Üçüncüsü ise, elbette, tüm bu zorlama argümanlar sonucunda varılan sonucun (Che’nin çantasından Nutuk çıkması), aslında Che’nin düşünsel esin kaynağının Mustafa Kemal olduğu tezini hiç desteklememesi. Ciltlerce yazı kaleme alan Che Mustafa Kemal’den esinlendiğini dile getirmeyecek, ama çantasından çıkan bir kitap kanıt sayılacaksa, bunu yazan akla şaşmak gerek. Önceki yazımda Che’nin Bolivya’daki kitap listesini de yayınladım. Listede Churchill, De Gaulle, Croce, Nietzsche gibi isimler de var. Denk geleydi de onlardan biri çantadan çıkaydı, Che misal Churchill’ci mi olacaktı?

Şimdi, daha yakından bakalım. Nâzım’ın Fidel’e Mustafa Kemal anlattığı bilgisinin kaynağı nedir bilmiyorum. Ama bu gayet olası. Fidel’in bu sohbette Türkiye merakının artmış olması çok daha olası. Havana’daki Türk Büyükelçiliği’nden “Nutuk” kitabını istediği ise kesin.
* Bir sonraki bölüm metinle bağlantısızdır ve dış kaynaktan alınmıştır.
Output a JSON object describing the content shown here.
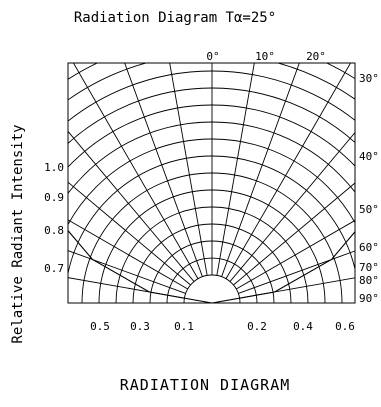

Elbette. Fidel, tüm devrimci önderler gibi, çok geniş yelpazede ve çok okuyan biri. Üstelik Türkiye, üçüncü dünyanın parçası olan emperyalist işgal altındaki tüm ülkelere mücadele örneği olan ulusal kurtuluş savaşı ve arkasından kurulan, dönemindeki benzerlerine göre çok ilerici unsurlar barındıran cumhuriyet deneyimiyle her devrimci için ilgi çekici bir ülke. Bunlar normal, doğal.

Ancak, yukarıda saydıklarımın dışında bir tuhaflık var. Sinan Meydan, ayrıntılarda vahim hatalar yapıyor. Örneğin Meydan, Bilal Şimşir’in Havana Elçiliği’nde görevli olduğunu, Fidel’in “Havana’da görevli genç Türk diplomatı” Şimşir’i makamına çağırttığını, ondan Nutuk istediğini, üstelik bu başbaşa görüşmede “Sayın Diplomat, bu isteğimden kesinlikle Amerikalıların haberi olmamalı” dediğini ve “isteğinin gizli tutulmasını istediğini” yazdı.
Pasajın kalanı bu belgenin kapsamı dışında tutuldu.